Pages

Friday, December 11, 2015

Soal Tugas UTS LOGIKA UNY 2015


UTS LOGIKA
SEJARAH RINGKAS PERKEMBANGAN EPISTEMOLOGI DAN LOGIKA


logo uny
logo uny


Oleh :
Rana Pratama
15419141005

Dosen Pengampuh :
Pratiwi Wahyu W. M.Si


Universitas Negeri Yogyakarta
Fakultas Ilmu Sosial
Program Studi Ilmu Komunikasi
2015




PENDAHULUAN
SEJARAH RINGKAS PERKEMBANGAN EPISTEMOLOGI DAN LOGIKA
A. Sejarah Ringkas Perkembangan Epistemologi


  Sejarah perkembangan Epistemologi sejalan dengan perkembangan manusia memperoleh pengetahuan. Berdasarkan pengalaman manusia, pengetahuan dapat dikelompokan menjadi dua, yaitu: pengetahuan spontan dan pengetahuan reflektif- sistematik. Sejarah perkembangan pengetahuan manusia akan mudah dilacak dengan menelusuri tumbuh kembangnya pengetahuan manusia yang bersifat reflektif- sistematik. Menelusuri jejak perkembangan Epistemologi tidak dapat lepas dari pemikiran manusia para era peradaban Yunani Kuno sampai pada peradaban Eropa dan Amerika Serikat dewasa ini. Pengetahuan manusia berevolusi sejalan dengan kesadaran manusia terhadap sesuatu dari pemahaman yang sederhana sampai ke pemahaman yang kompleks.

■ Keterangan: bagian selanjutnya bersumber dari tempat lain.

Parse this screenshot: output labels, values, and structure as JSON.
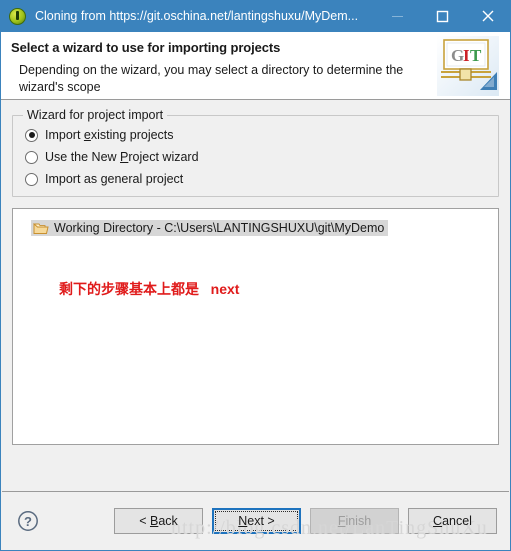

Perkembangan pengetahuan manusia melahirkan berbagai jenis pengetahuan sistematis, misalnya: ilmu, filsafat, theologi, ideologi, dan teknologi.sebagaimana ada pada abad dewasa ini.  Oleh karena itu, filsafat sering disebut sebagai induknya ilmu pengetahuan. Filsafat Yunani Kuno ini berkembang dari abad keempat sebelum masehi sampai abad keenam sesudah masehi.

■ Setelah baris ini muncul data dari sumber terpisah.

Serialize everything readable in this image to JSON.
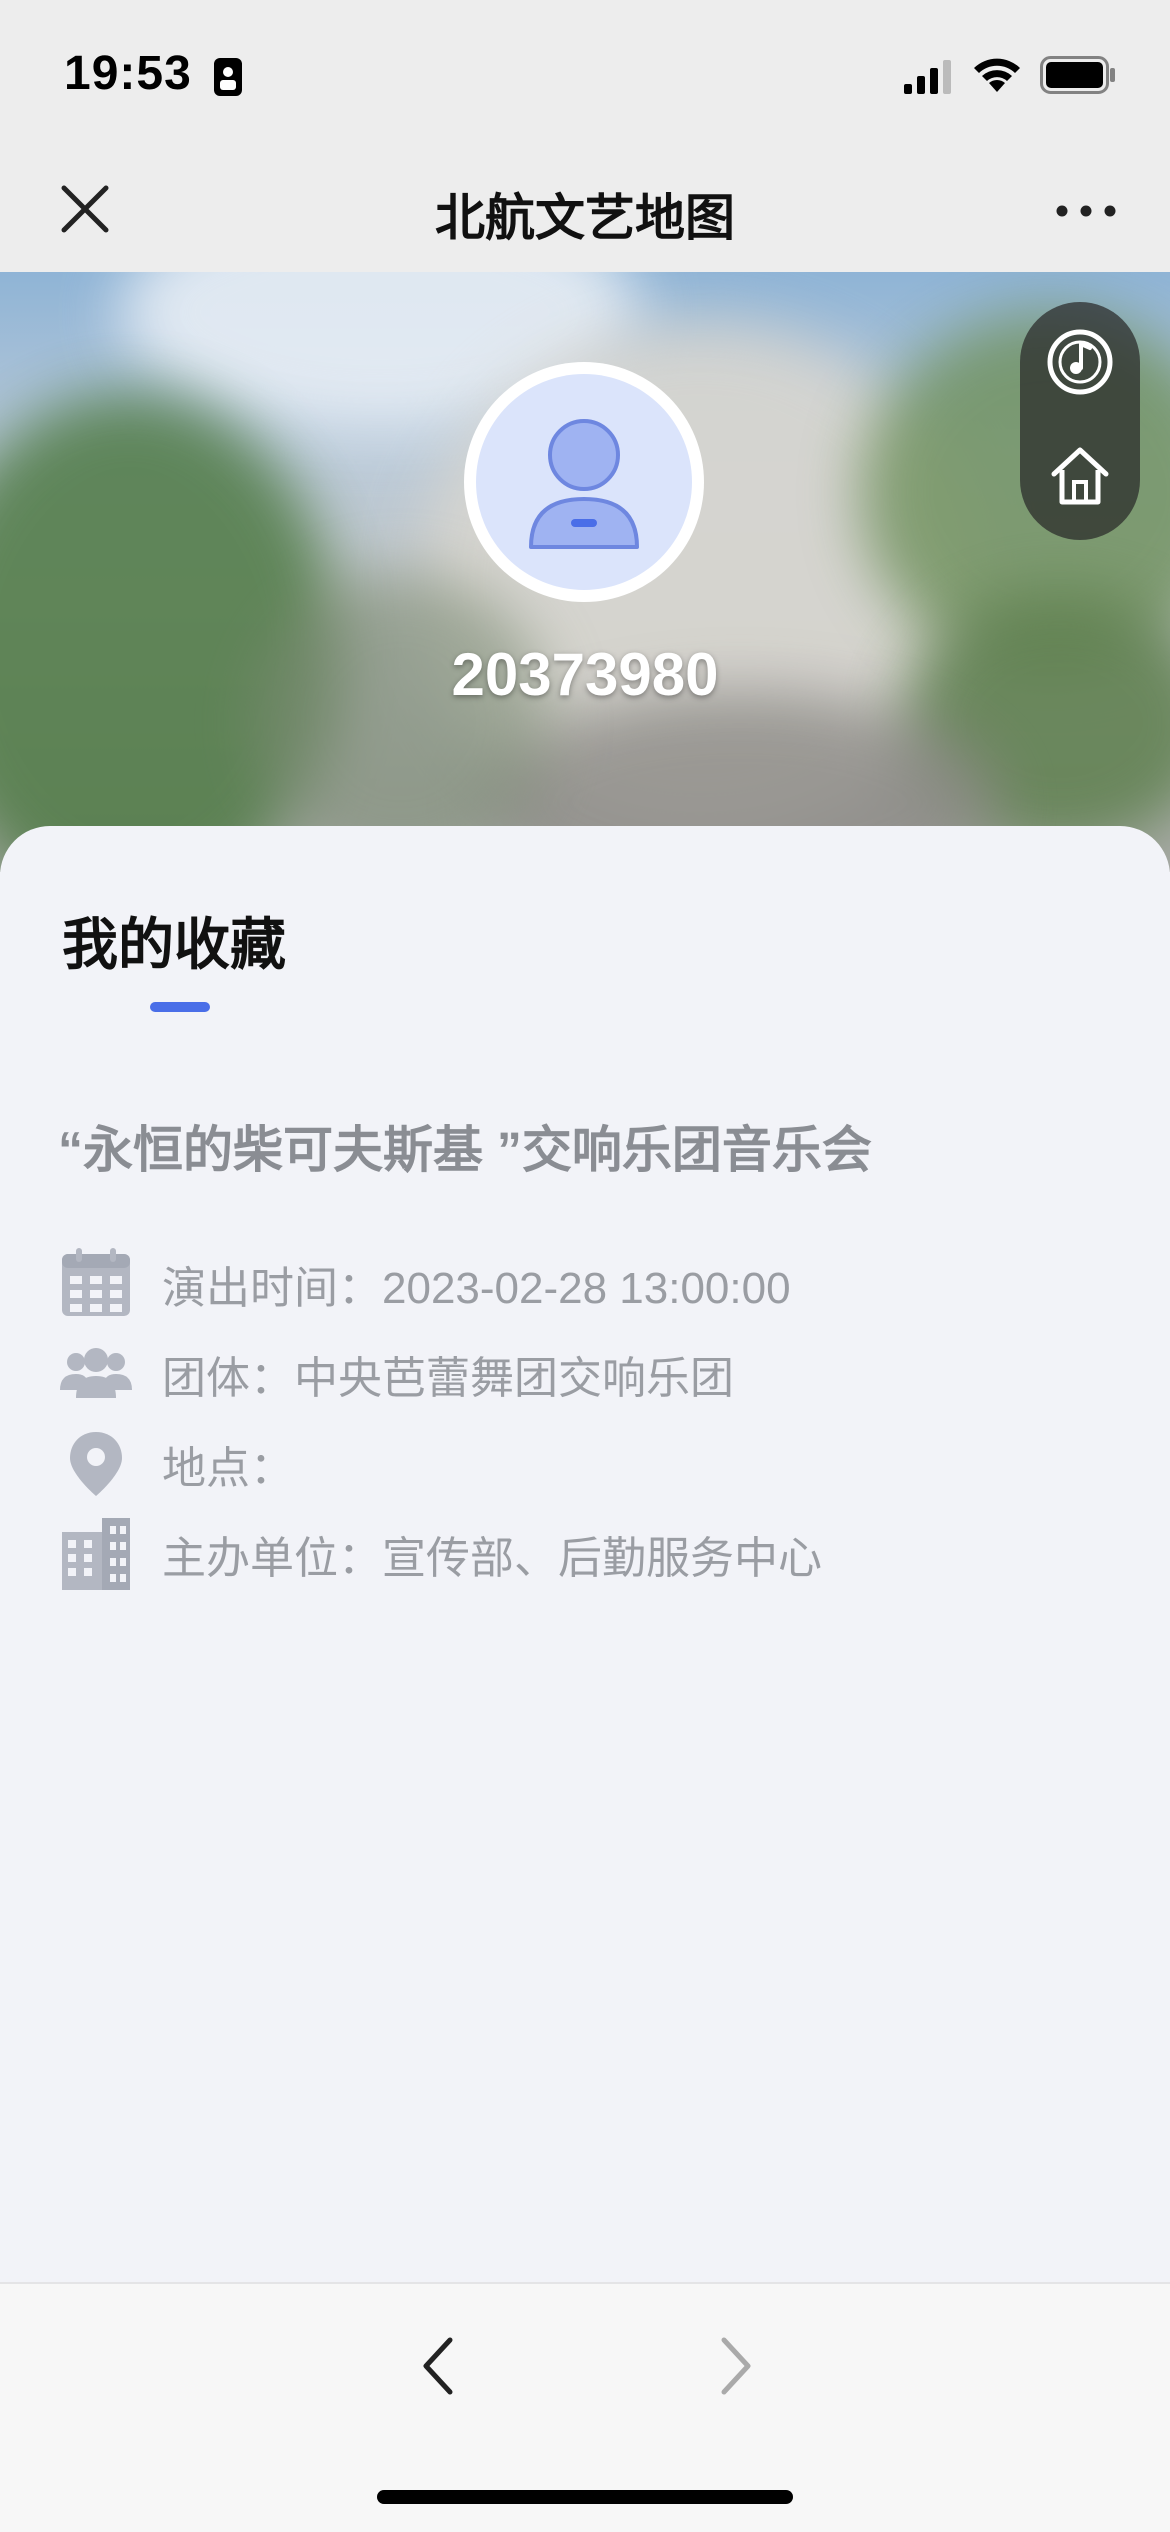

  Zaman Romawi kurang ditandai dengan pemikiran pengetahuan yang sistematik, tetapi yang berkembang adalah pemikiran tentang negara dan perang, hukum, politik, perdamaian, sastra, dan kebudayaan. Tokoh-tokoh yang dapat disebutkan dalam perkembangan pemikiran zaman ini adalah Stoa, Epicurus, dan Plotinus. Walaupun pemikiran tokoh-tokoh ini kurang memberi konstribusi terhadap perkembangan pemikiran yang sistematis, tetapi sedikit banyak memberi sumbangan pula terhadap perkembangan Epistemologi, misalnya gagasannya mengenai "Elan Vital" (semangat hidup).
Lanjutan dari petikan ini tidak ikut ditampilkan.